Skip ahead a thousand years. The books in this middle section of the Vulgate, while greatly prized, had lost some of their authority. In other words, in the West, they were not considered inspired by God. This was the attitude that Jerome had and, over time, it carried the day. The Church in the West was basically using the same books as Jews for the Old Testament Canon. Something was about to happen that would change that.

In the 1500s, the Reformation broke out in Europe. One of the tenants of the Reformers was that all Christian doctrine needed to be founded on the Scriptures. A number of the doctrines of the Roman Church came under fire because they had no scriptural support. Such things like Purgatory and Indulgences were especially attacked as lacking support in the Bible. The Council of Trent (December 13, 1545 to December 4, 1563) was convened to respond to the challenge of the Reformation. One of the things they did was revisit the books Jerome had placed in-between the Old and New Testament. In them they found several passages which, if understood from a certain angle, could provide them with the much desired “biblical support” for their views. So the council selected a number of these books and declared them to be scriptural. (The Orthodox Churches had been accepting these books all along.) Trent called them “deutero-canonical,” meaning “second canon,” as they said their canonicity was recognized only later. Thus the Roman Catholics have a larger Old Testament than most Protestants, but a smaller one than Orthodox believers.
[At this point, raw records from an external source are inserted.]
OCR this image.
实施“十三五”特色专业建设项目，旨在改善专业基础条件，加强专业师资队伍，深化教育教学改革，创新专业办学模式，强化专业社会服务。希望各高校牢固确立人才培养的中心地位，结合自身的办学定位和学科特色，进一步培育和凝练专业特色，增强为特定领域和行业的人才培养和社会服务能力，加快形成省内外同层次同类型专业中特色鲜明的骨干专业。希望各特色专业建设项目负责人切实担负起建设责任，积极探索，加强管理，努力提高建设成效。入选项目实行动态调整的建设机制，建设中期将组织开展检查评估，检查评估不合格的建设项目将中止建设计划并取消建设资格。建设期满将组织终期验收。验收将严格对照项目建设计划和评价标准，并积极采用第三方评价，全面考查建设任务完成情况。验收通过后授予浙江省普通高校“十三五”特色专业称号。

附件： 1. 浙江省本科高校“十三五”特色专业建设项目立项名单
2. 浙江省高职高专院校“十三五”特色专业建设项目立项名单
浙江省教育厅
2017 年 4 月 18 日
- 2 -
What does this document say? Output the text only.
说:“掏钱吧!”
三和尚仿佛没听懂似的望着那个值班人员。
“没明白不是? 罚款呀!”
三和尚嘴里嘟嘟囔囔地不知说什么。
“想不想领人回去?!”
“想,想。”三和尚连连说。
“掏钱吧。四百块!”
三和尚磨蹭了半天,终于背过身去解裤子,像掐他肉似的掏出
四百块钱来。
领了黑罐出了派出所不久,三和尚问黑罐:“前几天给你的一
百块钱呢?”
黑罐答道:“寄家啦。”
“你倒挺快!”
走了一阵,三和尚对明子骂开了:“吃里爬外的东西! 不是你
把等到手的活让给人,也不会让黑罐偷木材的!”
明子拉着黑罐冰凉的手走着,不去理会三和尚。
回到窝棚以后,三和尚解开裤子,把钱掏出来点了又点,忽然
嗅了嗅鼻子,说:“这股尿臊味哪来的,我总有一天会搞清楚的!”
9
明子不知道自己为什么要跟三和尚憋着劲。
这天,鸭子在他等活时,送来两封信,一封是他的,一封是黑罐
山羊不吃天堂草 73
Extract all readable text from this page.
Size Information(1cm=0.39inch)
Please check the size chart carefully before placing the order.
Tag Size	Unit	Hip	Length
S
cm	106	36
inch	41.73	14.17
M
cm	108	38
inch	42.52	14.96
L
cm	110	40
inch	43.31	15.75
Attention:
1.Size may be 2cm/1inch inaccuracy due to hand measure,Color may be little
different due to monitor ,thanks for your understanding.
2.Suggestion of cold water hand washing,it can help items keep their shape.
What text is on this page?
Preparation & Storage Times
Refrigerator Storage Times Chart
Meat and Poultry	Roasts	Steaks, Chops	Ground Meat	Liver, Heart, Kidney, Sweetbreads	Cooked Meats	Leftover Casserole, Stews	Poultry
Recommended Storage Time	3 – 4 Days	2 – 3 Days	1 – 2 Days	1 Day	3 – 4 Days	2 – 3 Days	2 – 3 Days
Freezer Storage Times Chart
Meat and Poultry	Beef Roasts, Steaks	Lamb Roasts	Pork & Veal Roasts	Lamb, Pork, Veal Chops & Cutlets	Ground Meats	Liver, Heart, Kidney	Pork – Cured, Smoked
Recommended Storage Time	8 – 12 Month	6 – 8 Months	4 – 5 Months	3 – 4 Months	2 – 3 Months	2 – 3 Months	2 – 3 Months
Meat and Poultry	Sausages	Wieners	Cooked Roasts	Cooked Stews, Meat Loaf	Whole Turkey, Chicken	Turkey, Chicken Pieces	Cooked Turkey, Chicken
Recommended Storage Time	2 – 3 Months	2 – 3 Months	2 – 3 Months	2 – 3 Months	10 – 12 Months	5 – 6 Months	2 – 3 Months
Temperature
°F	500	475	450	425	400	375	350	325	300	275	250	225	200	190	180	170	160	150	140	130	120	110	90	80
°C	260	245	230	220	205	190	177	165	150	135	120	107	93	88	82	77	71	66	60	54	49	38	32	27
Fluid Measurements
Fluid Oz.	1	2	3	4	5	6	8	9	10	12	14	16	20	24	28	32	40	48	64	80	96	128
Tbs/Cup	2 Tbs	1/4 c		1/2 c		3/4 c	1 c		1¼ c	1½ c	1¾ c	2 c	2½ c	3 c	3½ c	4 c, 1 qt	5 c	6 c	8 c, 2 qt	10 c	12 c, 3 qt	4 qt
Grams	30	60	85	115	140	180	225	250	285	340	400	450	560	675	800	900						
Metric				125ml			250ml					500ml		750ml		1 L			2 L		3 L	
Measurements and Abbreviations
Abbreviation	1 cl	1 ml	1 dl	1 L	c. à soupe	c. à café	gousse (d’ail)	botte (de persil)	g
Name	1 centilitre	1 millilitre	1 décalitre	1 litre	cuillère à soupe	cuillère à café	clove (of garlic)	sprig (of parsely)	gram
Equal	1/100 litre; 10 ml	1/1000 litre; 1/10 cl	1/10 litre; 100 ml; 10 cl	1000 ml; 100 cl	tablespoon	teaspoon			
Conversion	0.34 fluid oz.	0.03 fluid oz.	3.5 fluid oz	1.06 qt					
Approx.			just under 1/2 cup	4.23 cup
This basically concludes what I want to say on this topic. Some may object to this ending, noting that I haven’t said which books I think belong in the Old Testament. To make such a judgment would lead me to those “theological” considerations I mentioned in the first post. There are plenty of people who weigh in on this topic. As a Lutheran minister, I subscribe to the Book of Concord as a faithful expression of my Christian Faith. This book contains a number of different documents. One of them is the Epitome of the Formula of Concord. On this topic it reads, “We believe, teach, and confess that the sole rule and standard according to which all dogmas together with [all] teachers should be estimated and judged are the prophetic and apostolic Scriptures of the Old and of the New Testament alone”. It never numbers or lists which books are “prophetic and apostolic.” In that spirit, I am also not going to list “John’s official list of books in the Old Testament.”

“Let the word of Christ dwell in you richly, teaching and admonishing one another in all wisdom, singing psalms and hymns and spiritual songs, with thankfulness in your hearts to God” (Colossians 3:16).